- Levey on Amazing Discoveries
- Born: Michael Stephen Levey May 28, 1948
- Died: August 2, 2003 (aged 55) Los Angeles, California, U.S.
- Resting place: Mount Sinai Memorial Park
- Occupation: Infomercial host
- Known for: Hosting Amazing Discoveries
- Children: 3

= Mike Levey =

American infomercial host

Michael Stephen Levey (May 28, 1948 - August 2, 2003) was an American infomercial host. He was best known for hosting Amazing Discoveries, a series of infomercials that aired on late night television from 1989 to 1997.

==Career==
A former electrical engineer and copy writer for mail advertisements, Levey started a Dial-A-Joke line in the 1970s called The Mainline in Los Angeles.
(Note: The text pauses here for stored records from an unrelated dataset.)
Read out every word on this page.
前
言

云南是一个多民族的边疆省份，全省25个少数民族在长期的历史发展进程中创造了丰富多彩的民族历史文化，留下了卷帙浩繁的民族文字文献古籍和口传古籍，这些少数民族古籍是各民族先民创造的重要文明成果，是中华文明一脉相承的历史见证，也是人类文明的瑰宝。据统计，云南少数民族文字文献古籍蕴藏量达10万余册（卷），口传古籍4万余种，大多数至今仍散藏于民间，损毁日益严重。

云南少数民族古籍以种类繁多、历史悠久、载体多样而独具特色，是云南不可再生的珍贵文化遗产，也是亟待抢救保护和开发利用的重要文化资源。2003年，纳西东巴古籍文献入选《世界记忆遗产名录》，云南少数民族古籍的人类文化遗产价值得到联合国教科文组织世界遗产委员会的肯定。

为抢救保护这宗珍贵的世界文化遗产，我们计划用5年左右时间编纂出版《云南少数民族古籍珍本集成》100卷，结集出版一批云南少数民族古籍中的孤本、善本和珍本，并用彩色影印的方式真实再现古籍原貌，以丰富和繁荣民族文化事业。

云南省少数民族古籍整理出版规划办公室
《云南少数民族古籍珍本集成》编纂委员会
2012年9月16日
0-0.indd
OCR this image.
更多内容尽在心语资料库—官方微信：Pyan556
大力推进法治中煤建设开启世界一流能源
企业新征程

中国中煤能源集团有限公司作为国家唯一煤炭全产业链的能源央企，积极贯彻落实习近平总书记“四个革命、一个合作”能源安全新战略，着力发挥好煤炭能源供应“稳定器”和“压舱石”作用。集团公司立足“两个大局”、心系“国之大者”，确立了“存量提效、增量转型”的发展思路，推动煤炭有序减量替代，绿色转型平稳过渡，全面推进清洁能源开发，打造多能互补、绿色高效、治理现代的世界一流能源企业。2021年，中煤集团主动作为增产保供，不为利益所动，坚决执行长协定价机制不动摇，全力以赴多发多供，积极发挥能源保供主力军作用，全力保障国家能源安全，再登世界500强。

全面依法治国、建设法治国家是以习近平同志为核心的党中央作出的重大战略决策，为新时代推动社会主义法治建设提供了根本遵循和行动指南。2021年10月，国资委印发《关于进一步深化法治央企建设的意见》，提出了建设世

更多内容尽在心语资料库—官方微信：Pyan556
In 1988, Levey and two partners founded Positive Response Television, a company that produced infomercials.

Levey rose to fame as the host of Amazing Discoveries, a series of episodic infomercials that began airing in 1989. Amazing Discoveries consisted of over 100 episodes and aired in more than 60 countries in 12 languages. His onscreen persona as the enthusiastic "Sweater Man" was often
parodied in films like The Cat in the Hat and on the comedy sketch series MADtv. Levey also appeared as himself on episodes of Sliders, Friends, and The Weird Al Show.

At the height of his fame, Levey received 500 fan letters a week and was dubbed "the most viewed person on television". The success of the Amazing Discoveries infomercials also led to a spin-off infomercial series titled Ask Mike. Levey's company, Positive Response Television, was bought by National Media in 1997. Amazing Discoveries aired its final episode the following year.

==Death==
On August 2, 2003, Levey died from cancer at Cedars-Sinai Medical Center in Los Angeles. His private memorial was held on August 6 at Mount Sinai Memorial Park. He was survived by his wife Lisa Levey and their three children.